By JOHN ROBERTSON
THE SIC has given itself six months to design a smaller, cheaper Anderson High School costing no more than £49 million.
Councillors were persuaded this week that a more-compact building sited lower down the Knab than previously envisaged could cost £14m less than the ambitious building unveiled to the public in March which they and their officials now agree is not value for money at its latest estimate of £63m.
The idea now is to have a detailed rethink over the next few months in partnership with the contractor O’Hare & McGovern’s architects with a view to submitting a planning application in December. The
latest delay effectively rules out any start on building work until spring next year at the earliest.
At Wednesday’s meeting of the Full Council, convener Sandy Cluness said the process was the quickest way to get the best-possible school for Shetland’s children, warning that with costs rising £250,000 a month he did not want to be sitting in the chamber in another two years still deciding what to do.
Members also backed an idea from services chairman Gussie Angus to appoint an experienced project manager to oversee the whole process from start to finish, as was done successfully by Shetland Amenity Trust when it built the Shetland Museum and Archives.
The school is also be taken more closely under the wings of Mr Angus’ committee over the coming months to ensure councillors keep a better grip on progress and problems.
He said the school – now in its 17th year of planning – had been characterised by council decisions based on seriously flawed advice, claiming that “all sorts of hobgoblins” had been charging around giving opinions which had ultimately led to councillors’ public humiliation due to the failure to get a new school built.
Under this fresh cost-cutting plan, the design will be simplified and space will be saved by shaving 10 per cent off the school roll the building is designed for, down from 1,100 pupils to 1,000 to reflect more closely the falling population of children. The current roll is about 900.
The cost of building a school in Shetland just now is put at £2,700 a square metre, according to SIC executive director of education and social care Hazel Sutherland in her report to members. Reducing the space for each pupil by five square metres to 60m² will save more money while still providing more room than at most other Shetland schools.
It is also proposed now that no new games hall is built, the existing one being refurbished instead.

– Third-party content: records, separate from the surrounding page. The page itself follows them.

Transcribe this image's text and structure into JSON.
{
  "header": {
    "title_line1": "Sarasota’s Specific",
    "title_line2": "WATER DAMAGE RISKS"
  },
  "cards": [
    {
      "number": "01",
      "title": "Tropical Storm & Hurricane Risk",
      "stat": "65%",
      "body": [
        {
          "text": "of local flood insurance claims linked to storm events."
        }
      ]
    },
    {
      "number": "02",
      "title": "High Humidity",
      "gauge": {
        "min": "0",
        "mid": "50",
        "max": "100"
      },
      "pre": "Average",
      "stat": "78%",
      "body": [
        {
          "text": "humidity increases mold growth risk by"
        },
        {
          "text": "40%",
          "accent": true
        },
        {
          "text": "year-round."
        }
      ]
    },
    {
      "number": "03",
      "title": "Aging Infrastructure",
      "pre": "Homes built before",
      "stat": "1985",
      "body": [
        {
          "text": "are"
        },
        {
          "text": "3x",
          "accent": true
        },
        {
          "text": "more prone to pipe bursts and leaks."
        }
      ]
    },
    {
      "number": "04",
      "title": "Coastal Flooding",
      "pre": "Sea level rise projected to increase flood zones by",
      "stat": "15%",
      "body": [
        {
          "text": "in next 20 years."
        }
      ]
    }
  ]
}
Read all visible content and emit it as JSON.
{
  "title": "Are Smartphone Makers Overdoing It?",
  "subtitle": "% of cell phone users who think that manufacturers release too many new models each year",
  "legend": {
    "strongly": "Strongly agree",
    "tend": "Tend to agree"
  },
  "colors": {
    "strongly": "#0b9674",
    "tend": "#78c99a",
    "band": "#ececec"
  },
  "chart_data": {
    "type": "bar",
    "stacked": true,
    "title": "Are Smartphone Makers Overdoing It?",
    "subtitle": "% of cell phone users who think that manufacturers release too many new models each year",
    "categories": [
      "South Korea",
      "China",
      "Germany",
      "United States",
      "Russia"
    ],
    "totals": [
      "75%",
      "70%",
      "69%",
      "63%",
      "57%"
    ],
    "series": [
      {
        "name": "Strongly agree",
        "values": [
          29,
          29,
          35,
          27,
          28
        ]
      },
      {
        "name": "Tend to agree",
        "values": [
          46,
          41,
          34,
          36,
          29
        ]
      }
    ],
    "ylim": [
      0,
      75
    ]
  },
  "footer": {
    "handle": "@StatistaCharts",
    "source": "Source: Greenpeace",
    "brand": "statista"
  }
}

The council sees clear advantages in sliding the site down the hill, making it less exposed to gales and less intrusive on neighbours who protested about the last proposal. It would also avoid Knab Road having to be realigned, part of the golf course being built over and the public toilets and Blydehaven nursery having to be knocked down.
However, pushing the building much closer to the existing school could mean having to demolish the three-storey A Block, containing hazardous asbestos, while ensuring no disruption to pupils’ education. Investigations are to be made into buying or leasing temporary classrooms to house pupils should they have to be displaced.
Ms Sutherland said she hoped to find a way forward which requires neither demolition nor decanting of pupils into huts.
There was some attempt by one or two councillors to get the SIC to, once more, look at other sites away from the Knab. But it was a half-hearted effort, that battle now appearing to have been settled, mainly because another site would mean another delay of possibly two years.
The most realistic candidates are on the slopes of the Staney Hill behind the Clickimin Centre or on top of the Clickimin rugby pitch but they and others, such as Seafield, present various problems including requiring changes to planning zones, the need for new roads and services, hostels and a special needs building.
It would also mean squandering most of the £2.6m already spent on the school plan, which includes £1.5m on contractor costs and £724,000 on external and professional fees. A further £700,000 has been earmarked to pay for the work needed to complete a fresh design proposal over the next six months and getting it ready for planning permission.
The council first looked at sites for the new school in 1991. Clickimin was first choice for a time but in 2003 a decision was made to stay at the Knab. The following year the estimated building cost was put at £29.6m (£33m at today’s prices) but by 2006 it had grown to £48m.
Even refurbishing the existing school has a price tag of over £20m now and the deteriorating state of the complex is such that annual maintenance costs for this year are £600,000. Ironically, the troubled school chose the day before this week’s council meeting to publicise its ailing health, suffering another of its plumbing dramas when an iron heating pipe burst upstairs in B Block, sending water streaming through the ceiling into classrooms below, destroying roof tiles and causing other damage.